3.5. Morphological K-corrections
A primary problem in understanding the galaxy structure-redshift relationship is constraining the effects of the morphological k-correction, whereby galaxy structure changes as a function of wavelength. The main problem is that most deep high resolution imaging is done in the optical, probing up to = 1 µm, allowing for a sampling of the rest-frame optical, < 4000 Å, only up to z ~ 1.5. At redshifts higher than this we begin to sample rest-frame ultraviolet light from galaxies. For galaxies at z ~ 3, for example, the z-band filter (F850L) (the reddest GOODS and ACS Hubble Ultra Deep Field filter) samples ~ 2500 Å, the near ultraviolet, where only young stars with ages < 100 Myrs are sampled.
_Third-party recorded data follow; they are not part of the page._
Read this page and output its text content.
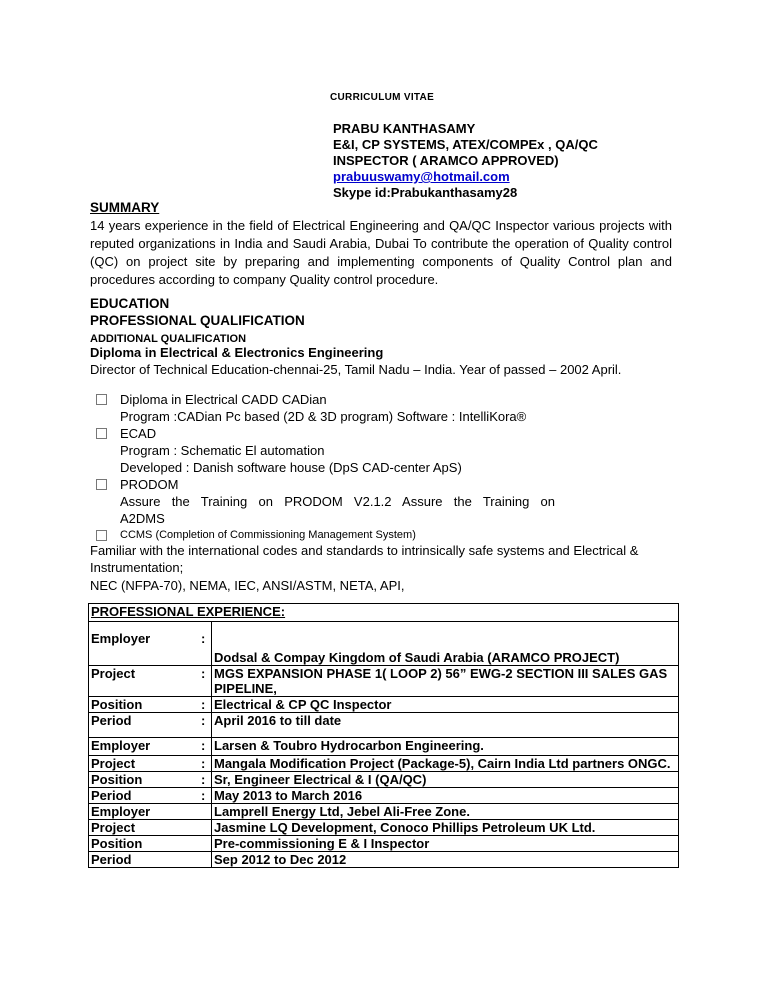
CURRICULUM VITAE
PRABU KANTHASAMY
E&I, CP SYSTEMS, ATEX/COMPEx , QA/QC
INSPECTOR ( ARAMCO APPROVED)
prabuuswamy@hotmail.com
Skype id:Prabukanthasamy28
SUMMARY
14 years experience in the field of Electrical Engineering and QA/QC Inspector various projects with reputed organizations in India and Saudi Arabia, Dubai To contribute the operation of Quality control (QC) on project site by preparing and implementing components of Quality Control plan and procedures according to company Quality control procedure.
EDUCATION
PROFESSIONAL QUALIFICATION
ADDITIONAL QUALIFICATION
Diploma in Electrical & Electronics Engineering
Director of Technical Education-chennai-25, Tamil Nadu – India. Year of passed – 2002 April.
Diploma in Electrical CADD CADian
Program :CADian Pc based (2D & 3D program) Software : IntelliKora®
ECAD
Program : Schematic El automation
Developed : Danish software house (DpS CAD-center ApS)
PRODOM
Assure the Training on PRODOM V2.1.2 Assure the Training on
A2DMS
CCMS (Completion of Commissioning Management System)
Familiar with the international codes and standards to intrinsically safe systems and Electrical & Instrumentation;
NEC (NFPA-70), NEMA, IEC, ANSI/ASTM, NETA, API,
PROFESSIONAL EXPERIENCE:		
Employer	:	Dodsal & Compay Kingdom of Saudi Arabia (ARAMCO PROJECT)
Project	:	MGS EXPANSION PHASE 1( LOOP 2) 56” EWG-2 SECTION III SALES GAS PIPELINE,
Position	:	Electrical & CP QC Inspector
Period	:	April 2016 to till date
Employer	:	Larsen & Toubro Hydrocarbon Engineering.
Project	:	Mangala Modification Project (Package-5), Cairn India Ltd partners ONGC.
Position	:	Sr, Engineer Electrical & I (QA/QC)
Period	:	May 2013 to March 2016
Employer		Lamprell Energy Ltd, Jebel Ali-Free Zone.
Project		Jasmine LQ Development, Conoco Phillips Petroleum UK Ltd.
Position		Pre-commissioning E & I Inspector
Period		Sep 2012 to Dec 2012
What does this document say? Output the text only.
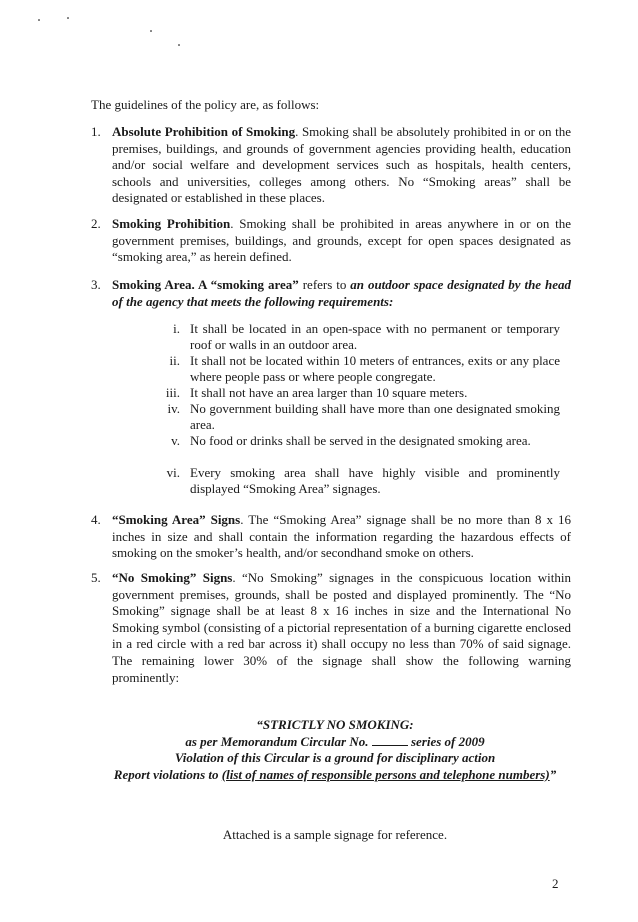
The guidelines of the policy are, as follows:
1. Absolute Prohibition of Smoking. Smoking shall be absolutely prohibited in or on the premises, buildings, and grounds of government agencies providing health, education and/or social welfare and development services such as hospitals, health centers, schools and universities, colleges among others. No “Smoking areas” shall be designated or established in these places.
2. Smoking Prohibition. Smoking shall be prohibited in areas anywhere in or on the government premises, buildings, and grounds, except for open spaces designated as “smoking area,” as herein defined.
3. Smoking Area. A “smoking area” refers to an outdoor space designated by the head of the agency that meets the following requirements:
i. It shall be located in an open-space with no permanent or temporary roof or walls in an outdoor area.
ii. It shall not be located within 10 meters of entrances, exits or any place where people pass or where people congregate.
iii. It shall not have an area larger than 10 square meters.
iv. No government building shall have more than one designated smoking area.
v. No food or drinks shall be served in the designated smoking area.
vi. Every smoking area shall have highly visible and prominently displayed “Smoking Area” signages.
4. “Smoking Area” Signs. The “Smoking Area” signage shall be no more than 8 x 16 inches in size and shall contain the information regarding the hazardous effects of smoking on the smoker’s health, and/or secondhand smoke on others.
5. “No Smoking” Signs. “No Smoking” signages in the conspicuous location within government premises, grounds, shall be posted and displayed prominently. The “No Smoking” signage shall be at least 8 x 16 inches in size and the International No Smoking symbol (consisting of a pictorial representation of a burning cigarette enclosed in a red circle with a red bar across it) shall occupy no less than 70% of said signage. The remaining lower 30% of the signage shall show the following warning prominently:
“STRICTLY NO SMOKING:
as per Memorandum Circular No.	series of 2009
Violation of this Circular is a ground for disciplinary action
Report violations to (list of names of responsible persons and telephone numbers)”
Attached is a sample signage for reference.
2
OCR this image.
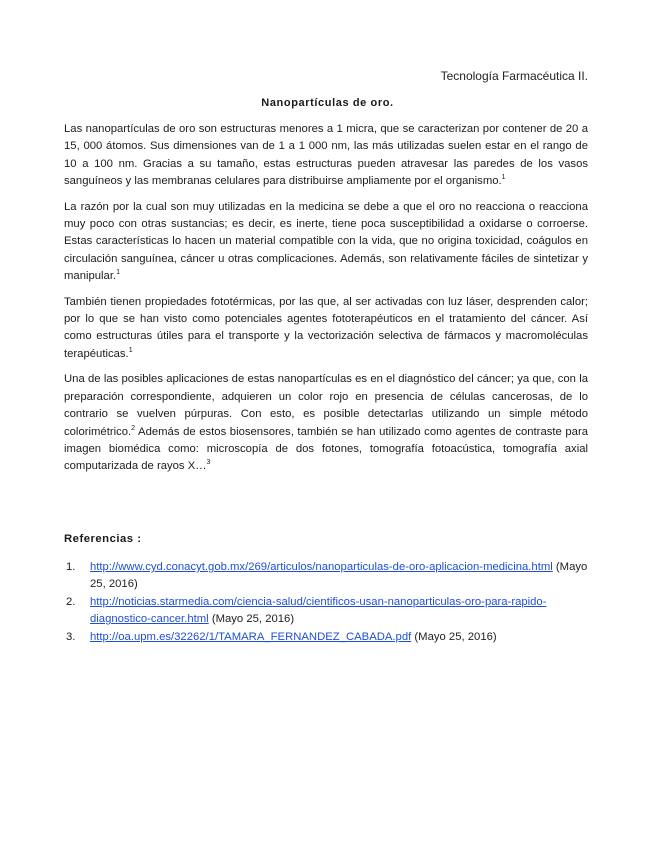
Tecnología Farmacéutica II.
Nanopartículas de oro.

Las nanopartículas de oro son estructuras menores a 1 micra, que se caracterizan por contener de 20 a 15, 000 átomos. Sus dimensiones van de 1 a 1 000 nm, las más utilizadas suelen estar en el rango de 10 a 100 nm. Gracias a su tamaño, estas estructuras pueden atravesar las paredes de los vasos sanguíneos y las membranas celulares para distribuirse ampliamente por el organismo.$^1$

La razón por la cual son muy utilizadas en la medicina se debe a que el oro no reacciona o reacciona muy poco con otras sustancias; es decir, es inerte, tiene poca susceptibilidad a oxidarse o corroerse. Estas características lo hacen un material compatible con la vida, que no origina toxicidad, coágulos en circulación sanguínea, cáncer u otras complicaciones. Además, son relativamente fáciles de sintetizar y manipular.$^1$

También tienen propiedades fototérmicas, por las que, al ser activadas con luz láser, desprenden calor; por lo que se han visto como potenciales agentes fototerapéuticos en el tratamiento del cáncer. Así como estructuras útiles para el transporte y la vectorización selectiva de fármacos y macromoléculas terapéuticas.$^1$

Una de las posibles aplicaciones de estas nanopartículas es en el diagnóstico del cáncer; ya que, con la preparación correspondiente, adquieren un color rojo en presencia de células cancerosas, de lo contrario se vuelven púrpuras. Con esto, es posible detectarlas utilizando un simple método colorimétrico.$^2$ Además de estos biosensores, también se han utilizado como agentes de contraste para imagen biomédica como: microscopía de dos fotones, tomografía fotoacústica, tomografía axial computarizada de rayos X…$^3$

Referencias :
1. http://www.cyd.conacyt.gob.mx/269/articulos/nanoparticulas-de-oro-aplicacion-medicina.html (Mayo 25, 2016)
2. http://noticias.starmedia.com/ciencia-salud/cientificos-usan-nanoparticulas-oro-para-rapido-diagnostico-cancer.html (Mayo 25, 2016)
3. http://oa.upm.es/32262/1/TAMARA_FERNANDEZ_CABADA.pdf (Mayo 25, 2016)
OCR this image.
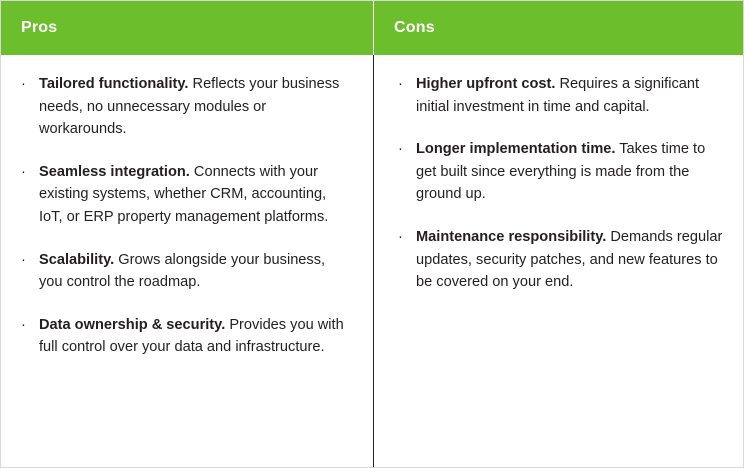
Pros	Cons
· Tailored functionality. Reflects your business needs, no unnecessary modules or workarounds.
· Seamless integration. Connects with your existing systems, whether CRM, accounting, IoT, or ERP property management platforms.
· Scalability. Grows alongside your business, you control the roadmap.
· Data ownership & security. Provides you with full control over your data and infrastructure.
· Higher upfront cost. Requires a significant initial investment in time and capital.
· Longer implementation time. Takes time to get built since everything is made from the ground up.
· Maintenance responsibility. Demands regular updates, security patches, and new features to be covered on your end.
This is potentially a problem because both qualitatively, and quantitatively, galaxies have very different structures in their rest-frame optical and UV light (e.g., Bohlin et al. 1991; Kuchinski et al. 2001; Windhorst et al. 2002; Papovich et al. 2003). The largest differences are found for galaxies that are composed of old and young stellar components which are not spatially mixed, such as early type spirals or Hubble classifications Sa and Sb (e.g., Windhorst et al. 2002). The one type of galaxy that looks nearly identical at UV and optical wavelengths are starbursting galaxies, or galaxies whose structures are dominated by star formation (e.g., Conselice et al. 2000c; Windhorst et al. 2002).
Similarly, when examining galaxies at different redshifts, there are different types of morphological k-corrections, depending on the redshift and galaxy type. At z < 1.5 morphological k-corrections are not an issue as we are able to sample rest-frame optical light from galaxies. At higher redshifts the NICMOS camera on HST allows us to determine the rest-frame optical structures and morphologies, although only limited field coverage exists (e.g., Dickinson et al. 2000). The result of this imaging is that galaxies that look irregular and distorted in the rest-frame UV also appear distorted in the rest-frame optical (Teplitz et al. 1998; Thompson et al. 1999), with some possible and important exceptions (e.g., Giavalisco 2002; Labbe et al. 2003; Conselice et al. 2004a, b). While these are rare systems, they do exist, and examples of morphologically selected ellipticals are found out to z > 2. These normal galaxies will likely become more common as we probe deeper in the infrared with high resolution wide field imaging.